Every now and then, a few of the employees will gather outside to smoke their cigarettes or discuss their weekend plans. Occasionally, an employee will venture into the bathroom to pass off ten minutes or so by washing his or her spotless face one or two times. But more often than not, Tower employees can be found either behind the register, ringing up the endless line of strange customers with various sorts of quarries and problems, or working in the aisles, ready to help the next shopper at the slightest sign of cluelessness.
It is easy, however, to pass these young men and women off as deviant youth, whose employment at Tower acts only as a necessary tool to train them responsibility and to keep them out of trouble. It is easy for these workers to fool unsuspecting patrons with their sluggish demeanor, friendly smiles and helpful words. Customers fail to notice the tired eyes behind the smiles and assume that these young people with yellow necklaces that say “I Work Here” slung around their necks are living only for the opportunity to help customers find songs with no titles and bands with no names. One never thinks to question what else is going on inside the skulls of these young faces.

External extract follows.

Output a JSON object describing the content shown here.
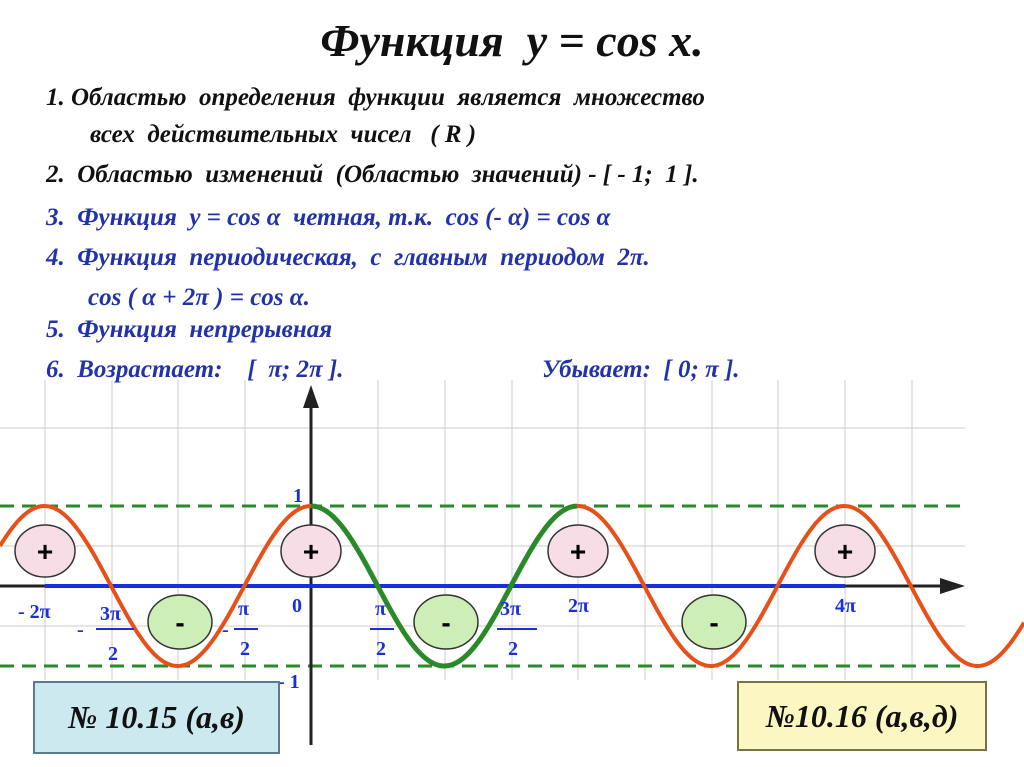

Yet everyday, the average employee of Tower Records crams in a few hours of running register, shelving CDs, and pricing videos in the hope of earning enough modest funds to keep the charge card collectors at bay and to keep their hunk-of-junk automobiles running well enough to get them to work. Between classes, the employee travels back and forth from campus to Tower, clocking in and out, and wondering whether he or she will find the time to write that weekly one-page English paper or whether they must, once again, bite the bullet and accept an unflattering “F.”